The meaning of the name Hassegau is unclear; but it may be derived from the Hesse region in the Duchy of Franconia, since several nearby shires have names that are clearly derived from other distant Germanic tribes (Schwabengau, Friesenfeld, Engilin). Possibly, these names signify the tribes that colonized the areas and most estates in the Hassegau were tributary to Hersfeld Abbey in Hesse.

In the mid-10th century, King Otto I established the County Palatine of Saxony in parts of the Hassegau. In 968, he founded the Bishopric of Merseburg, which had as temporal property inside the Hassegau only the town of Merseburg itself, where Merseburg Cathedral was erected from 1015 onwards. In the northern part of the shire, the comital House of Mansfeld established itself in the 11th century. By 1200, the shire had completely disintegrated, and apart from the Merseburg bishopric and the County of Mansfeld, parts of it belonged to the Archbishopric of Magdeburg (Halle) and the Lordship of Querfurt.

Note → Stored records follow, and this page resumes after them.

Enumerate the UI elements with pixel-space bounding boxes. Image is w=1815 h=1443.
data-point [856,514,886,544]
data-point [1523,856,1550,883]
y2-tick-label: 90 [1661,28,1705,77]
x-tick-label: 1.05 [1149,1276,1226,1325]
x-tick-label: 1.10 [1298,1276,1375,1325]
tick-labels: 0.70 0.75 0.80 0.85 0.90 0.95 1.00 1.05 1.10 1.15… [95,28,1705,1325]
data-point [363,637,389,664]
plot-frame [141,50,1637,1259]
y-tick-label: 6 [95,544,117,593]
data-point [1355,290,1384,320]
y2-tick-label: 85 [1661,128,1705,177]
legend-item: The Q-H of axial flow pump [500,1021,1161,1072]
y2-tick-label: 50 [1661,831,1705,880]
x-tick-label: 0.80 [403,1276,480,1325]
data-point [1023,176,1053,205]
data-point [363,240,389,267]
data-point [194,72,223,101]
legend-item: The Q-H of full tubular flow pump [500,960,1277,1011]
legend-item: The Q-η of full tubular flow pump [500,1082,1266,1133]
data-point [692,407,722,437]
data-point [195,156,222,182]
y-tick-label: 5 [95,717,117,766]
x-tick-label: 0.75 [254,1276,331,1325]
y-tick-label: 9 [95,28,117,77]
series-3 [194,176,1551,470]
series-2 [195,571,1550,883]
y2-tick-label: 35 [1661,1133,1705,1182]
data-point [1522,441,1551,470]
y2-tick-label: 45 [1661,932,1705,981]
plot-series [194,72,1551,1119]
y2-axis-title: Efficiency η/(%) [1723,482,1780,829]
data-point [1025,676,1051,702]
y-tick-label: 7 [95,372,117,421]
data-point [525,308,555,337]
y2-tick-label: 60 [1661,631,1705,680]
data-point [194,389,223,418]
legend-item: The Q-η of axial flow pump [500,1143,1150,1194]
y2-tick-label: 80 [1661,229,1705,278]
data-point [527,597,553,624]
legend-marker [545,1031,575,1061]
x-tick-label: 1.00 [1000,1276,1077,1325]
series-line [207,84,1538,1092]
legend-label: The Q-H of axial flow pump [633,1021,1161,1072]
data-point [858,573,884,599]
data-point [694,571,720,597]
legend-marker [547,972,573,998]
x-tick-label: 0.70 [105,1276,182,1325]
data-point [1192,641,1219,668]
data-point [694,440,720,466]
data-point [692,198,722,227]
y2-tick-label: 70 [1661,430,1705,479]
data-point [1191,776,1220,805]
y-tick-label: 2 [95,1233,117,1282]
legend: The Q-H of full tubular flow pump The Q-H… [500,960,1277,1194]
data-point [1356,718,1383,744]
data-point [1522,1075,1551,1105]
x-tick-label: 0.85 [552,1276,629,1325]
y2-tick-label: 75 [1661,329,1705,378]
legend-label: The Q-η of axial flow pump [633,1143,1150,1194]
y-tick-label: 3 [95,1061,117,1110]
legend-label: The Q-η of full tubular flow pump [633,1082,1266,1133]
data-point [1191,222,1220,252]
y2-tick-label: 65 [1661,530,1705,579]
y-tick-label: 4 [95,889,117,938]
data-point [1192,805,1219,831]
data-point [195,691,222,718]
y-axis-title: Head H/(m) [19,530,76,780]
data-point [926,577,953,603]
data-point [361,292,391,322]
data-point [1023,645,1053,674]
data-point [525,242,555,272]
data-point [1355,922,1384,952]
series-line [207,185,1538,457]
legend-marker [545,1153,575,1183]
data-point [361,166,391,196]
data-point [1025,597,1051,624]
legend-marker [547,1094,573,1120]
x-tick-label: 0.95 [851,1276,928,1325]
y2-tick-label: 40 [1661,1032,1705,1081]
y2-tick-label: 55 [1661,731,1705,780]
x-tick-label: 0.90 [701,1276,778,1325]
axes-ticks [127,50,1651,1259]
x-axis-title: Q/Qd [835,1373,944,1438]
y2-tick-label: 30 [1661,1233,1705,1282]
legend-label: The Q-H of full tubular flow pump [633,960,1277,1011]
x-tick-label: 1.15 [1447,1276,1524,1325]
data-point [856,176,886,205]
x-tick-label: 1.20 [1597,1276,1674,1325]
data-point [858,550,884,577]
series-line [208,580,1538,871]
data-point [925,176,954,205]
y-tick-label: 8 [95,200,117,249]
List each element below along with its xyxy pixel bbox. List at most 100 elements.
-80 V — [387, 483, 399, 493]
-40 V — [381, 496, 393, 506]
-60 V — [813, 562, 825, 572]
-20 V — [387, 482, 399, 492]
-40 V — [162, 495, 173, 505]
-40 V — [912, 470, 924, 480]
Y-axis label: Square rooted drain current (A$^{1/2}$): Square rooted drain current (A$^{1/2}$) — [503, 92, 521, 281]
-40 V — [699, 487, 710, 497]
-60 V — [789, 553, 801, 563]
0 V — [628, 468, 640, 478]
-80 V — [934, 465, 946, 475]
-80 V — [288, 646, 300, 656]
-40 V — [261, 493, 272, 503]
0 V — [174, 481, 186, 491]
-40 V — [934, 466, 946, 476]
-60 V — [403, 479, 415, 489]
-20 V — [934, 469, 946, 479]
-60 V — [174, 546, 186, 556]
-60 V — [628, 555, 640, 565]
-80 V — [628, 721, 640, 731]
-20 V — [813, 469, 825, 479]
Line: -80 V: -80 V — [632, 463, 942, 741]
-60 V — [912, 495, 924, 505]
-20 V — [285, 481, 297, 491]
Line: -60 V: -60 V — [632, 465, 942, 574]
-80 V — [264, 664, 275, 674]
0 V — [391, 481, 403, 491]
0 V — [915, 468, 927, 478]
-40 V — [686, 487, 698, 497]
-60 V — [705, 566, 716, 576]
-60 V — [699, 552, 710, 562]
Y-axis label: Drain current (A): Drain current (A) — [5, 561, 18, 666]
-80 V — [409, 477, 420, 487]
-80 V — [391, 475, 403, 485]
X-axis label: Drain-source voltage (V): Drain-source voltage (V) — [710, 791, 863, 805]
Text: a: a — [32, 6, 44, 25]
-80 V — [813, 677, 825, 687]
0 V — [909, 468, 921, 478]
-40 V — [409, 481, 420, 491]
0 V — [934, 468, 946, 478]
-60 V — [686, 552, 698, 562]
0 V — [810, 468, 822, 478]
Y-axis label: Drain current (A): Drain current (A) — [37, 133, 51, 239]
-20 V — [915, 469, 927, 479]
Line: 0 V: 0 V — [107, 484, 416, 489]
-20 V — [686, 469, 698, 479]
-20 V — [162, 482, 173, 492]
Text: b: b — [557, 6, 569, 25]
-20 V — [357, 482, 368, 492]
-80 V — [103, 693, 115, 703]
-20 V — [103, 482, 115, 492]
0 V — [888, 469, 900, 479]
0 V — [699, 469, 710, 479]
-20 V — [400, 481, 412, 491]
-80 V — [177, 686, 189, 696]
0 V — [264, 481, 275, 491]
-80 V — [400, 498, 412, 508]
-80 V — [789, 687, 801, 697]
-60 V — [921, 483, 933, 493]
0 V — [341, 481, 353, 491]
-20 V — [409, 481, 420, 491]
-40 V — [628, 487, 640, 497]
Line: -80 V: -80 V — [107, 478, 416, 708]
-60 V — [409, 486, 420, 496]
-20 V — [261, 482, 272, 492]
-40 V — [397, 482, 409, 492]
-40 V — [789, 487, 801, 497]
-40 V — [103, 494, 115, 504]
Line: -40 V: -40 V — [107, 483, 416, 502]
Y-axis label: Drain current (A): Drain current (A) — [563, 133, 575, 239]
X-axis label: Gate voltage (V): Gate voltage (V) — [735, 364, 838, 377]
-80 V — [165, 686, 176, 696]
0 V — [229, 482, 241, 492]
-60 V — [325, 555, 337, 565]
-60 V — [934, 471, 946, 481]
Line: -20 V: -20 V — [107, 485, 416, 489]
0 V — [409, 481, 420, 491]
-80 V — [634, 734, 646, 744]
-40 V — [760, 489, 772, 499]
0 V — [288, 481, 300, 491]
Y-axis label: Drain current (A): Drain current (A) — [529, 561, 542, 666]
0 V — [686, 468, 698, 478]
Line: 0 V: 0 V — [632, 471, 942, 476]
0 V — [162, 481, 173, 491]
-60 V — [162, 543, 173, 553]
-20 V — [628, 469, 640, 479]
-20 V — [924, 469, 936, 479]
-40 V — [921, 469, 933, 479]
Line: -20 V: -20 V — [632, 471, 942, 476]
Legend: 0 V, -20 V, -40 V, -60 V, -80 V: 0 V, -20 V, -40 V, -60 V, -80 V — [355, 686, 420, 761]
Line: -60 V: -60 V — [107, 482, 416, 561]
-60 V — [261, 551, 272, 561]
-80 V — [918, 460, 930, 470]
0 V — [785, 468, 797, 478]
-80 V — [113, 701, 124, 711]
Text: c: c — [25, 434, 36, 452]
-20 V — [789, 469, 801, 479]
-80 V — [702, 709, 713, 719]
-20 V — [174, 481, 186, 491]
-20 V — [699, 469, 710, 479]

One Dedi (Theti) is mentioned as Count in the Hassegau in a 949 deed issued by King Otto I. His successors included members of the noble houses of Wettin and Mansfeld, among others. In 1017 the Wettin count Theodoric II received the Hassegau from the hands of Emperor Henry II for his support in the German–Polish. In 1029 Margrave Herman I of Meissen was appointed count in the Hassegau and the adjacent Chutizi territory by Emperor Conrad II. In 1069, King Henry IV ceded large parts of the territory to Count Hoyer of Mansfeld.